Asia equities ignored the record close on Wall Street, and the major indexes closed with losses except for Australia’s ASX 200, which rallied 0.93% as domestic yields retreated. European bourses are flat to lower as are Wall Street futures. Gold and oil are down and the US 10-year Treasury yield is 1.534%.
EURUSD drifted in a 1.1576-11596 band. ECB President Christine Lagarde didn’t give the single currency any support as she continued to push back against speculation of a 2022 ECB rate hike. She said” “In our forward guidance on interest rates, we have clearly articulated the three conditions that need to be satisfied before rates will start to rise. Despite the current inflation surge, the outlook for inflation over the medium term remains subdued, and thus these three conditions are very unlikely to be satisfied next year.”
GBPUSD consolidated recent losses in a 1.3609-1.3634 range, with the floor underpinned by better than expected Nationwide Housing Price data and talk that the Bank of England will raise interest rates at Thursday’s meeting. BoE Governor Andrew Baily and Chief Economist Huw Pill gave strong hints that a rate hike was in the cards at this meeting. Meanwhile, the ongoing UK/EU and UK/France dispute is limiting GBPUSD gains.
USDJPY traded quietly in a 113.76-114.00 range with liquidity reduced due to a Japanese National holiday. Softer US Treasury yields, and modestly negative risk sentiment weighed on prices.
AUDUSD and NZDUSD are near the top of their respective overnight ranges. NZDUSD received a bit of support from a slightly stronger than expected employment report. The Unemployment Rate fell to 3.4% q/q from 4.0% q/q.

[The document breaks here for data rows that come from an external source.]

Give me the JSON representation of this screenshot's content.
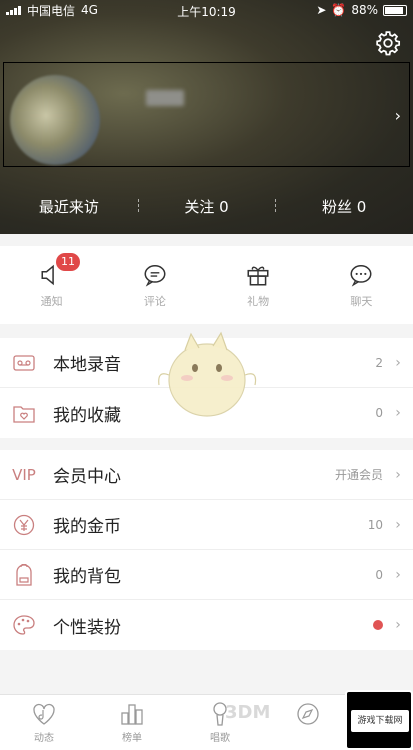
{
  "status_bar": {
    "carrier": "中国电信",
    "network": "4G",
    "time": "上午10:19",
    "battery": "88%"
  },
  "stats": [
    {
      "label": "最近来访"
    },
    {
      "label": "关注 0"
    },
    {
      "label": "粉丝 0"
    }
  ],
  "quick_actions": [
    {
      "label": "通知",
      "icon": "speaker-icon",
      "badge": "11"
    },
    {
      "label": "评论",
      "icon": "comment-icon"
    },
    {
      "label": "礼物",
      "icon": "gift-icon"
    },
    {
      "label": "聊天",
      "icon": "chat-icon"
    }
  ],
  "group1": [
    {
      "label": "本地录音",
      "value": "2",
      "icon": "cassette-icon"
    },
    {
      "label": "我的收藏",
      "value": "0",
      "icon": "favorite-folder-icon"
    }
  ],
  "group2": [
    {
      "label": "会员中心",
      "value": "开通会员",
      "icon_text": "VIP"
    },
    {
      "label": "我的金币",
      "value": "10",
      "icon": "coin-icon"
    },
    {
      "label": "我的背包",
      "value": "0",
      "icon": "backpack-icon"
    },
    {
      "label": "个性装扮",
      "value": "",
      "icon": "palette-icon"
    }
  ],
  "tabs": [
    {
      "label": "动态",
      "icon": "music-heart-icon"
    },
    {
      "label": "榜单",
      "icon": "chart-bars-icon"
    },
    {
      "label": "唱歌",
      "icon": "microphone-icon"
    },
    {
      "label": "",
      "icon": "compass-icon"
    }
  ],
  "watermark": {
    "text": "3DM",
    "badge": "游戏下载网"
  },
  "colors": {
    "badge": "#e04848",
    "accent_icon": "#c97f7f",
    "dot": "#e05454"
  }
}
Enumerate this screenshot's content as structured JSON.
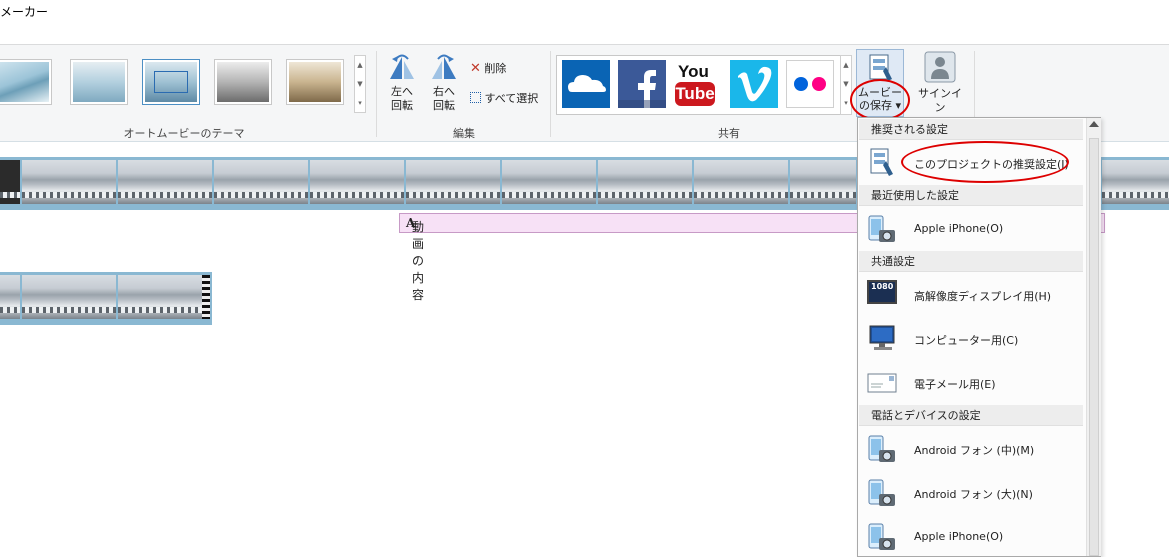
{
  "window": {
    "title": "メーカー"
  },
  "ribbon": {
    "theme_group_label": "オートムービーのテーマ",
    "edit": {
      "group_label": "編集",
      "rotate_left_line1": "左へ",
      "rotate_left_line2": "回転",
      "rotate_right_line1": "右へ",
      "rotate_right_line2": "回転",
      "delete_label": "削除",
      "select_all_label": "すべて選択"
    },
    "share": {
      "group_label": "共有",
      "youtube_top": "You",
      "youtube_bottom": "Tube",
      "icons": [
        "onedrive-icon",
        "facebook-icon",
        "youtube-icon",
        "vimeo-icon",
        "flickr-icon"
      ]
    },
    "save_movie": {
      "line1": "ムービー",
      "line2": "の保存 ▾"
    },
    "sign_in_label": "サインイン"
  },
  "timeline": {
    "caption_label": "動画の内容",
    "caption_prefix": "A"
  },
  "save_menu": {
    "sections": {
      "recommended": "推奨される設定",
      "recent": "最近使用した設定",
      "common": "共通設定",
      "phones": "電話とデバイスの設定"
    },
    "items": {
      "project_recommended": "このプロジェクトの推奨設定(J)",
      "recent_iphone": "Apple iPhone(O)",
      "hd_display": "高解像度ディスプレイ用(H)",
      "computer": "コンピューター用(C)",
      "email": "電子メール用(E)",
      "android_medium": "Android フォン (中)(M)",
      "android_large": "Android フォン (大)(N)",
      "iphone": "Apple iPhone(O)"
    },
    "hd_badge": "1080"
  },
  "colors": {
    "highlight_red": "#dd0000",
    "onedrive": "#0a64b4",
    "facebook": "#3b5998",
    "youtube_red": "#cc181e",
    "vimeo": "#1ab7ea",
    "flickr_blue": "#0063dc",
    "flickr_pink": "#ff0084"
  }
}
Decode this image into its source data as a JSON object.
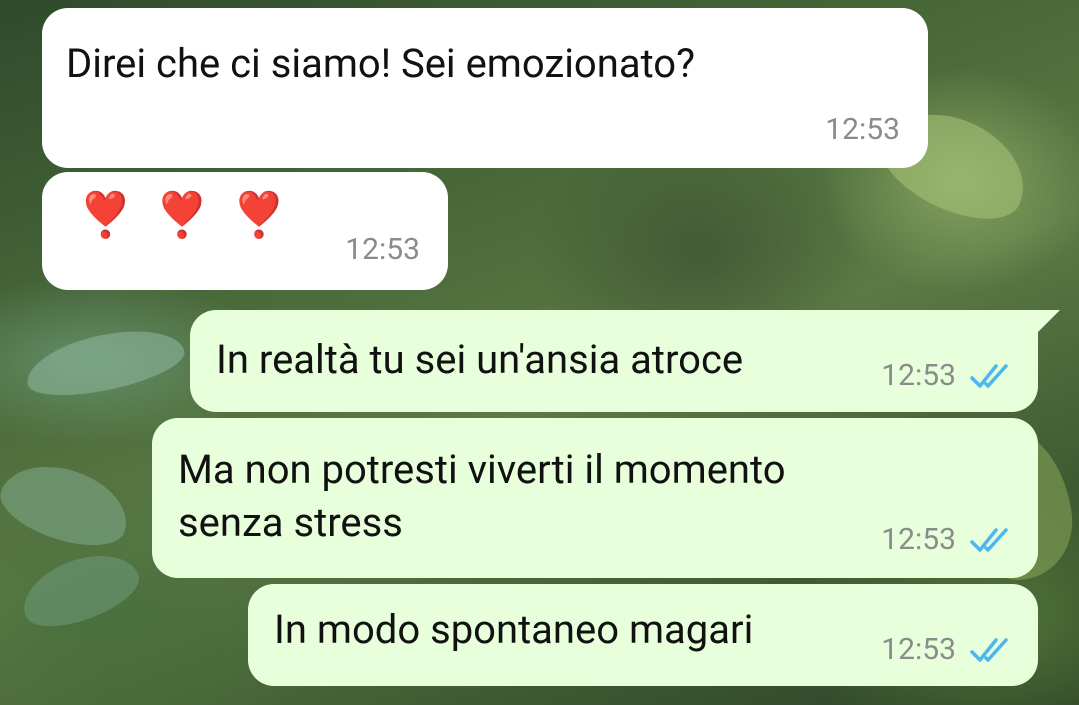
{
  "messages": [
    {
      "direction": "incoming",
      "text": "Direi che ci siamo! Sei emozionato?",
      "time": "12:53"
    },
    {
      "direction": "incoming",
      "text": "❣️❣️❣️",
      "time": "12:53"
    },
    {
      "direction": "outgoing",
      "text": "In realtà tu sei un'ansia atroce",
      "time": "12:53",
      "status": "read"
    },
    {
      "direction": "outgoing",
      "text": "Ma non potresti viverti il momento\nsenza stress",
      "time": "12:53",
      "status": "read"
    },
    {
      "direction": "outgoing",
      "text": "In modo spontaneo magari",
      "time": "12:53",
      "status": "read"
    }
  ],
  "colors": {
    "incoming_bubble": "#ffffff",
    "outgoing_bubble": "#e7ffdb",
    "read_ticks": "#4fb6ec",
    "timestamp": "#8b8b8b"
  },
  "icons": {
    "read_receipt": "double-check-icon"
  }
}
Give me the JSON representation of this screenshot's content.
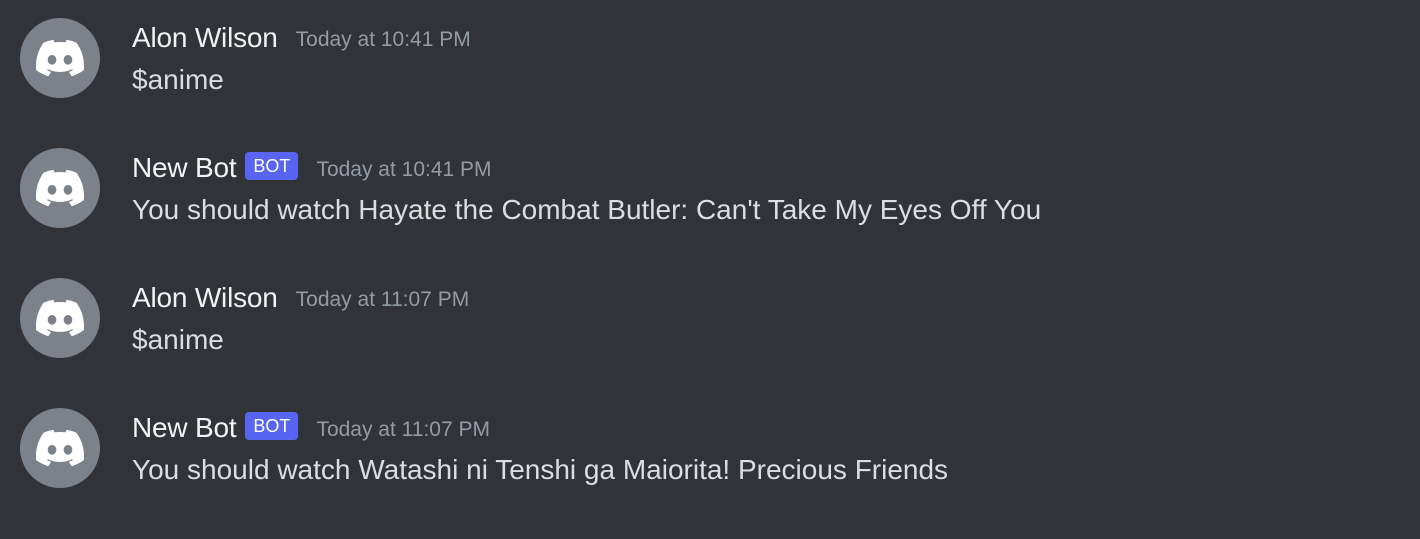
{
  "messages": [
    {
      "author": "Alon Wilson",
      "is_bot": false,
      "timestamp": "Today at 10:41 PM",
      "content": "$anime"
    },
    {
      "author": "New Bot",
      "is_bot": true,
      "bot_tag": "BOT",
      "timestamp": "Today at 10:41 PM",
      "content": "You should watch Hayate the Combat Butler: Can't Take My Eyes Off You"
    },
    {
      "author": "Alon Wilson",
      "is_bot": false,
      "timestamp": "Today at 11:07 PM",
      "content": "$anime"
    },
    {
      "author": "New Bot",
      "is_bot": true,
      "bot_tag": "BOT",
      "timestamp": "Today at 11:07 PM",
      "content": "You should watch Watashi ni Tenshi ga Maiorita! Precious Friends"
    }
  ],
  "avatar_icon": "discord-logo-icon",
  "colors": {
    "background": "#313338",
    "avatar_bg": "#7d8189",
    "username": "#f2f3f5",
    "timestamp": "#949ba4",
    "message_text": "#dbdee1",
    "bot_tag_bg": "#5865f2"
  }
}
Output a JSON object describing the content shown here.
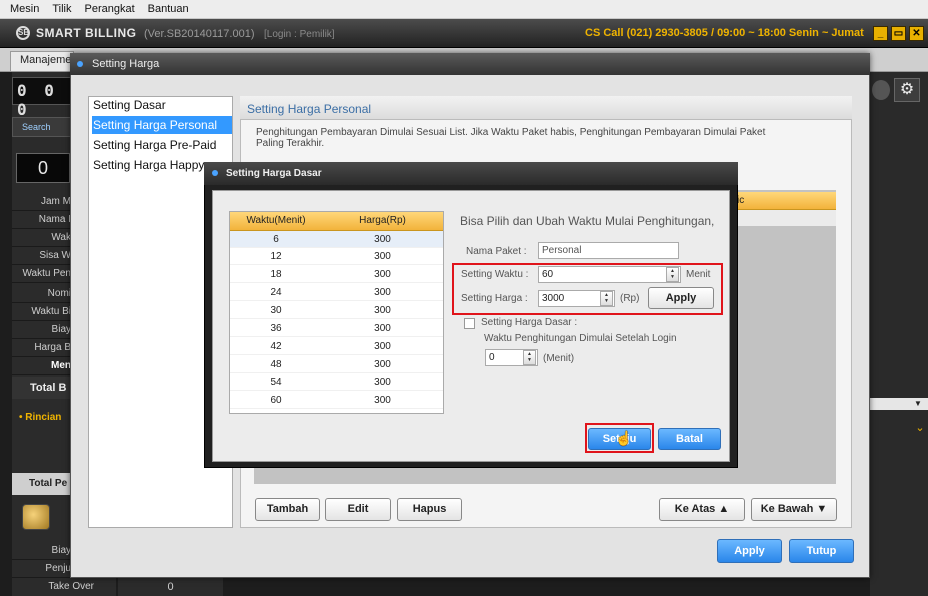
{
  "menubar": [
    "Mesin",
    "Tilik",
    "Perangkat",
    "Bantuan"
  ],
  "app": {
    "logo": "SB",
    "name": "SMART BILLING",
    "version": "(Ver.SB20140117.001)",
    "login": "[Login : Pemilik]",
    "cs_info": "CS Call (021) 2930-3805 / 09:00 ~ 18:00 Senin ~ Jumat",
    "window_buttons": [
      "_",
      "▭",
      "✕"
    ]
  },
  "main_tab": "Manajemen",
  "background": {
    "counter": "0 0 0",
    "search_tab": "Search",
    "zero_value": "0",
    "rows": [
      "Jam M",
      "Nama I",
      "Wak",
      "Sisa W",
      "Waktu Pen",
      "Nomi",
      "Waktu Bi",
      "Biay",
      "Harga B",
      "Men"
    ],
    "total_b": "Total B",
    "rincian": "• Rincian",
    "total_pe": "Total Pe",
    "bottom_rows": [
      "Biay",
      "Penju"
    ],
    "take_over_label": "Take Over",
    "take_over_value": "0",
    "gear_icon": "⚙"
  },
  "setting_harga": {
    "title": "Setting Harga",
    "menu": [
      "Setting Dasar",
      "Setting Harga Personal",
      "Setting Harga Pre-Paid",
      "Setting Harga Happy H"
    ],
    "selected_menu_index": 1,
    "panel_title": "Setting Harga Personal",
    "description": "Penghitungan Pembayaran Dimulai Sesuai List. Jika Waktu Paket habis, Penghitungan Pembayaran Dimulai Paket Paling Terakhir.",
    "table_head_partial": "ic",
    "buttons": {
      "tambah": "Tambah",
      "edit": "Edit",
      "hapus": "Hapus",
      "ke_atas": "Ke Atas ▲",
      "ke_bawah": "Ke Bawah ▼",
      "apply": "Apply",
      "tutup": "Tutup"
    }
  },
  "setting_harga_dasar": {
    "title": "Setting Harga Dasar",
    "columns": [
      "Waktu(Menit)",
      "Harga(Rp)"
    ],
    "rows": [
      [
        "6",
        "300"
      ],
      [
        "12",
        "300"
      ],
      [
        "18",
        "300"
      ],
      [
        "24",
        "300"
      ],
      [
        "30",
        "300"
      ],
      [
        "36",
        "300"
      ],
      [
        "42",
        "300"
      ],
      [
        "48",
        "300"
      ],
      [
        "54",
        "300"
      ],
      [
        "60",
        "300"
      ]
    ],
    "info": "Bisa Pilih dan Ubah Waktu Mulai Penghitungan,",
    "nama_paket_label": "Nama Paket :",
    "nama_paket_value": "Personal",
    "setting_waktu_label": "Setting Waktu :",
    "setting_waktu_value": "60",
    "setting_waktu_unit": "Menit",
    "setting_harga_label": "Setting Harga :",
    "setting_harga_value": "3000",
    "setting_harga_unit": "(Rp)",
    "apply": "Apply",
    "checkbox_label": "Setting Harga Dasar :",
    "checkbox_checked": false,
    "login_label": "Waktu Penghitungan Dimulai Setelah Login",
    "login_value": "0",
    "login_unit": "(Menit)",
    "setuju": "Setuju",
    "batal": "Batal"
  }
}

Today’s US data includes ADP Employment, ISM Services PMI, and Factory orders.
Chart of the Day:
Picture of how carbon dioxide moves throughout the earth
Source: NASA
FX open, high, low, previous close
Chart: Saxo Bank
China Snapshot
Today’s Bank of China Fix 6.4079, Previous 6.4009
Shanghai Shenzhen CSI 300 fell 0.39% to 4,821.11
Caixin Services PMI 53.8 vs forecast 50.7 and September 53.4
China stocks weighed down by latest COVID outbreak, described as most widespread since Wuhan.
Yahoo pulls out of China do to “challenging business and legal environment in the country.
European Parliament arrives in Taiwan much to China’s chagrin
Biden says it was a big mistake for China to skip COP26.